Objective: The aim of this study was to analyze the physiologic demand of pedaling on an electrically assisted bicycle to test its potential as an alternative method to perform exercise.
Design: Twenty participants (ten trained vs. ten untrained in endurance) novice in the electrically assisted bicycle performed the same cycling protocol composed of nine 5-min submaximal cycling periods without electrical support (NO), with a light support (S1), or with a high support (S4). The cycling conditions were tested at two different imposed speeds (16 and 21 km·hr(-1)) and one freely chosen speed (mean [SD], 18.1 [0.7] km·h(-1)).

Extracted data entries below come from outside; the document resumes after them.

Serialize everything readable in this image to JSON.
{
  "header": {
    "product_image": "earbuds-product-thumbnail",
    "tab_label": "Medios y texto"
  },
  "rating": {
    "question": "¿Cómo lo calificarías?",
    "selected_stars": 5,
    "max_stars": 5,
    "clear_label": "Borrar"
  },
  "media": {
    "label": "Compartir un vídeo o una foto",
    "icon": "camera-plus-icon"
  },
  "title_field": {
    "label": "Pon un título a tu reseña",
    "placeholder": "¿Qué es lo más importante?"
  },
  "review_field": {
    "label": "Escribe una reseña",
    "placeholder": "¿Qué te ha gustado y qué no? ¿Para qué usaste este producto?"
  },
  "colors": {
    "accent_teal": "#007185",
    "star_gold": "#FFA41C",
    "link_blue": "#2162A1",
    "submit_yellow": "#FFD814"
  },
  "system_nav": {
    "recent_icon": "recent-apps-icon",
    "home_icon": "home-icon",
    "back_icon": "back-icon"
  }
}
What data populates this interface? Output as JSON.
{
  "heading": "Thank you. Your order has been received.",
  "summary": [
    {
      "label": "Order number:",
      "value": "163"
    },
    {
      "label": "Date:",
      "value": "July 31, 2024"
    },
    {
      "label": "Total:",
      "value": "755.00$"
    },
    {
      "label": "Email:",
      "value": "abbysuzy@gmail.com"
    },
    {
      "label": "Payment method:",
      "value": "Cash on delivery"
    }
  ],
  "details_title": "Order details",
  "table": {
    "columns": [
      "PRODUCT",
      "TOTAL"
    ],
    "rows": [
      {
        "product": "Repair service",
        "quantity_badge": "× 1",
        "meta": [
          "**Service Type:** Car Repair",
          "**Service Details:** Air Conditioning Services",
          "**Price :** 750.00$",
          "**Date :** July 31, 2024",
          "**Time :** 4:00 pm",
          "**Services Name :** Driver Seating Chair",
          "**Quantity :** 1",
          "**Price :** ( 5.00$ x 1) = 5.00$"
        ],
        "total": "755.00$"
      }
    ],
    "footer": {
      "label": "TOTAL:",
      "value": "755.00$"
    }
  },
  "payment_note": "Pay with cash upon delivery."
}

Results: Mean power output, intensity, and energy expenditure were significantly lowered by the use of an electrical support, in similar proportions between the groups. For all subjects, the intensity of the electrically assisted bicycle in all measured conditions (S1 or S4) was sufficiently high to achieve the standards for moderate-intensity health-enhancing physical activity for adults (>3 metabolic equivalents). However, a vigorous intensity (>6 metabolic equivalents) was reached with the NO and S1 supports in the untrained group whatever the cycling speed and only at 21 km·hr(-1) with the light support (S1) in the endurance-trained group.
Conclusions: By reducing the perceived sensation of effort while maintaining a sufficiently high energy expenditure, the electrically assisted bicycle has a great potential to promote physical activity in industrialized societies.